Now, let's say at this time, a stakeholder just asks me to see a simple table of default rate by state within the dashboard. We don't have that in the state analysis. And so I can either build that code within my code base directly, or I can use Positron Assistant. Now, Positron Assistant is our LLM tool within our Positron IDE, which helps with code generation, explanation, and debugging. So I'll ask it to calculate the default rate by state and then add it to the dashboard. So let's see how Assistant does this.
Okay, so Assistant has made some changes in our code. We can see it added some aggregation logic, and it showed that this is something that's added to the UI as well. And we can go ahead and see how our state analysis is looking. So I see there is a default rate by state, and there's a visual that's been added to show this default rate. So some more details, but I'm happy with it at this stage. So I'm going to keep the changes that Assistant has recommended, and I think we are ready to deploy this application into production.
One-click deployment
So the actual process of deploying an application is just dead simple in Posit Team Native App. Because Workbench and Connect are in the same Native App, the networking and authentication challenges that are often found in connecting separate development and deployment environments, those are eliminated. And so all I need to do is go to my publisher and just click Deploy. And here, Connect handles the process of managing all of my dependencies, ensuring my code runs successfully as a deployed artifact, and you can see within a few seconds, we have already published something to Connect.

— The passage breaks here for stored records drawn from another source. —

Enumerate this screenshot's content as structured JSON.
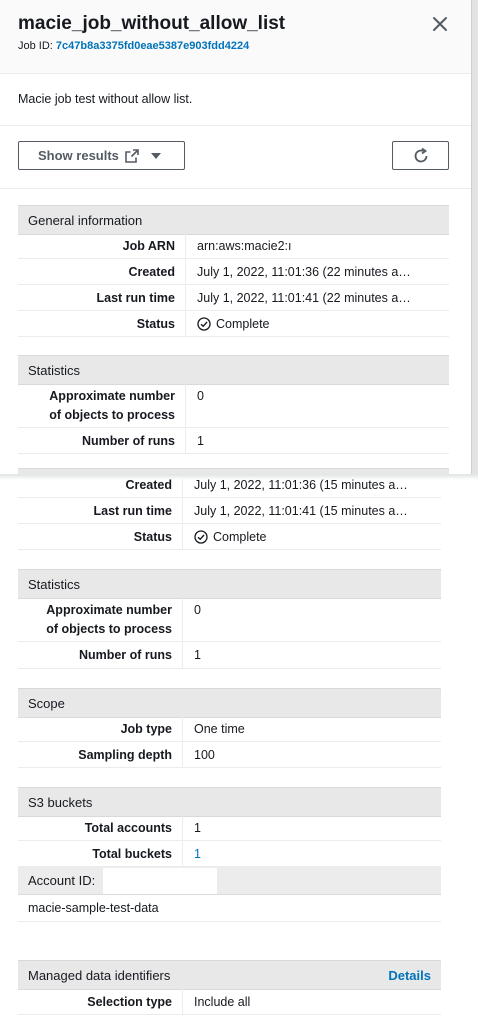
{
  "header": {
    "title": "macie_job_without_allow_list",
    "job_id_label": "Job ID:",
    "job_id_value": "7c47b8a3375fd0eae5387e903fdd4224",
    "description": "Macie job test without allow list."
  },
  "toolbar": {
    "show_results_label": "Show results"
  },
  "panel_top": {
    "general": {
      "title": "General information",
      "rows": [
        {
          "label": "Job ARN",
          "value": "arn:aws:macie2:ı"
        },
        {
          "label": "Created",
          "value": "July 1, 2022, 11:01:36 (22 minutes a…"
        },
        {
          "label": "Last run time",
          "value": "July 1, 2022, 11:01:41 (22 minutes a…"
        },
        {
          "label": "Status",
          "value": "Complete"
        }
      ]
    },
    "statistics": {
      "title": "Statistics",
      "approx_label_1": "Approximate number",
      "approx_label_2": "of objects to process",
      "approx_value": "0",
      "runs_label": "Number of runs",
      "runs_value": "1"
    }
  },
  "panel_bottom": {
    "general_partial": {
      "rows": [
        {
          "label": "Created",
          "value": "July 1, 2022, 11:01:36 (15 minutes a…"
        },
        {
          "label": "Last run time",
          "value": "July 1, 2022, 11:01:41 (15 minutes a…"
        },
        {
          "label": "Status",
          "value": "Complete"
        }
      ]
    },
    "statistics": {
      "title": "Statistics",
      "approx_label_1": "Approximate number",
      "approx_label_2": "of objects to process",
      "approx_value": "0",
      "runs_label": "Number of runs",
      "runs_value": "1"
    },
    "scope": {
      "title": "Scope",
      "job_type_label": "Job type",
      "job_type_value": "One time",
      "sampling_label": "Sampling depth",
      "sampling_value": "100"
    },
    "s3": {
      "title": "S3 buckets",
      "total_accounts_label": "Total accounts",
      "total_accounts_value": "1",
      "total_buckets_label": "Total buckets",
      "total_buckets_value": "1",
      "account_id_label": "Account ID:",
      "bucket_name": "macie-sample-test-data"
    },
    "managed": {
      "title": "Managed data identifiers",
      "details_label": "Details",
      "selection_label": "Selection type",
      "selection_value": "Include all"
    }
  },
  "colors": {
    "link": "#0073bb",
    "section_bg": "#e8e8e8",
    "text": "#16191f"
  },
  "icons": [
    "close-icon",
    "external-link-icon",
    "caret-down-icon",
    "refresh-icon",
    "status-complete-icon"
  ]
}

So let me just go back to Posit Team and open Posit Connect. And here we see the Shiny for Python app that we were building that I just published a few seconds back.

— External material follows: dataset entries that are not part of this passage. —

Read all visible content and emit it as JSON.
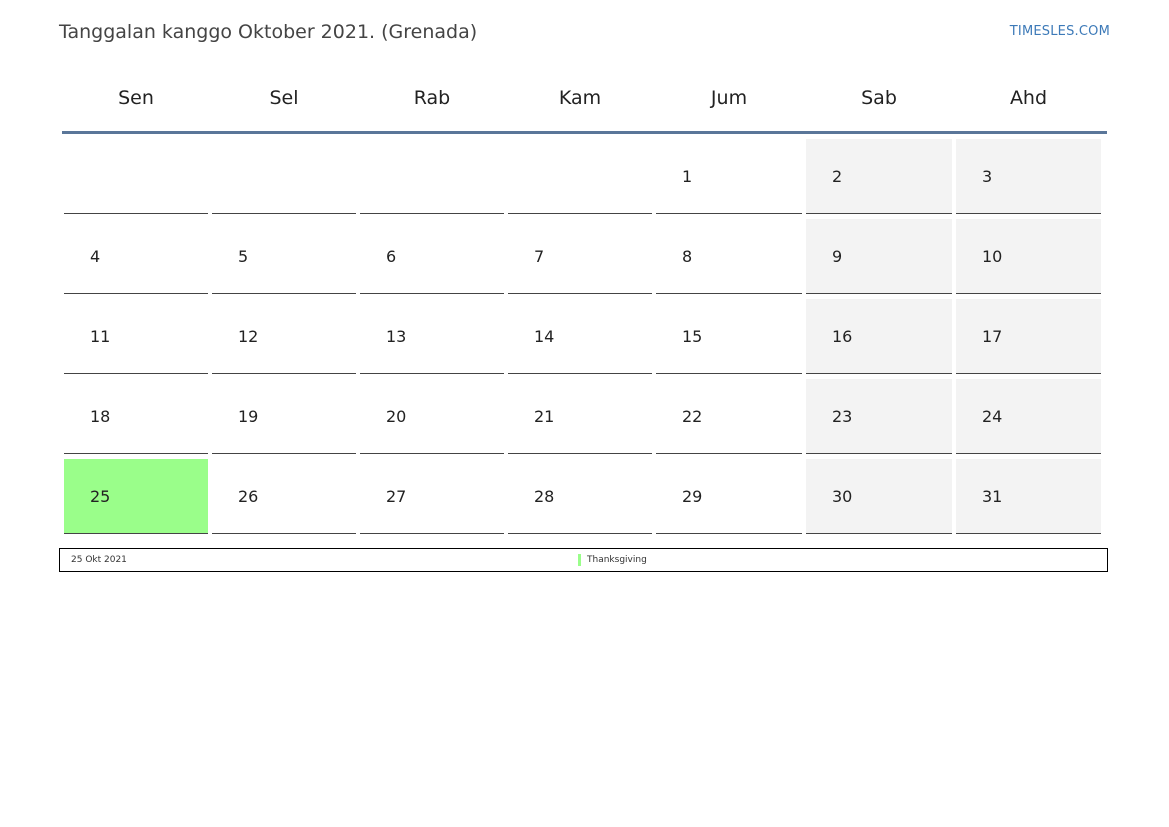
{
  "header": {
    "title": "Tanggalan kanggo Oktober 2021. (Grenada)",
    "brand": "TIMESLES.COM"
  },
  "calendar": {
    "weekdays": [
      "Sen",
      "Sel",
      "Rab",
      "Kam",
      "Jum",
      "Sab",
      "Ahd"
    ],
    "weeks": [
      [
        "",
        "",
        "",
        "",
        "1",
        "2",
        "3"
      ],
      [
        "4",
        "5",
        "6",
        "7",
        "8",
        "9",
        "10"
      ],
      [
        "11",
        "12",
        "13",
        "14",
        "15",
        "16",
        "17"
      ],
      [
        "18",
        "19",
        "20",
        "21",
        "22",
        "23",
        "24"
      ],
      [
        "25",
        "26",
        "27",
        "28",
        "29",
        "30",
        "31"
      ]
    ],
    "highlighted_day": "25",
    "colors": {
      "holiday": "#9afe8a",
      "weekend": "#f3f3f3",
      "header_rule": "#5a7699",
      "brand": "#3d7ab8"
    }
  },
  "legend": {
    "date": "25 Okt 2021",
    "holiday_name": "Thanksgiving"
  }
}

Interacting as a business user and data governance
Now let's see how our users are interacting with this app. On the left, I'm logged in as a business manager. I'll ask our app, what is the average employment length of loans originating in New York? The Cortex-powered app understands the question, builds a SQL, queries the data, and returns the answer. About six years based on 175,000 loans. Perfect.
On the right, a junior analyst with a different Snowflake role asks the exact same question. And they're getting a different answer. LLM tells them that the data is actually masked. Why? Because their underlying Snowflake role has this data masking policy. So we wrote zero lines of security code in our app, and the Posit Team native app inherited and extended Snowflake's data governance.

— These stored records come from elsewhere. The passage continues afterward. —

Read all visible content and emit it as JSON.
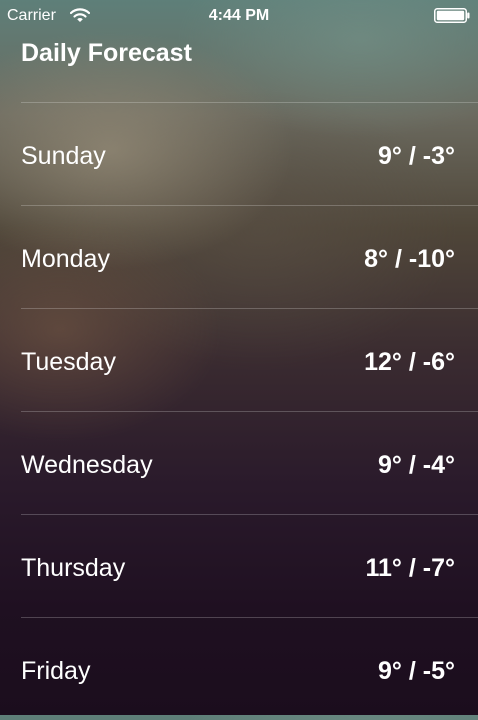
{
  "status_bar": {
    "carrier": "Carrier",
    "time": "4:44 PM",
    "wifi_icon": "wifi-icon",
    "battery_icon": "battery-icon"
  },
  "title": "Daily Forecast",
  "forecast": [
    {
      "day": "Sunday",
      "temps": "9° / -3°"
    },
    {
      "day": "Monday",
      "temps": "8° / -10°"
    },
    {
      "day": "Tuesday",
      "temps": "12° / -6°"
    },
    {
      "day": "Wednesday",
      "temps": "9° / -4°"
    },
    {
      "day": "Thursday",
      "temps": "11° / -7°"
    },
    {
      "day": "Friday",
      "temps": "9° / -5°"
    }
  ]
}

So we wrote zero lines of security code in our app, and the Posit Team native app inherited and extended Snowflake's data governance.
Recap
To recap today, we got instant secure access to Snowflake data with managed credentials on Posit Workbench. We went from raw data to an EDA report in minutes for DataBot while pushing the analysis to Snowflake. We used Positron Assistant to instantly iterate on our production data product. We saw a frictionless one-click deployment flow to connect. And finally, we delivered a fully governed secure data product that inherits Snowflake's data governance. This is the end-to-end data science workflow. There's no start, stop, wait pattern, just flow. All inside the Posit Team native app on Snowflake.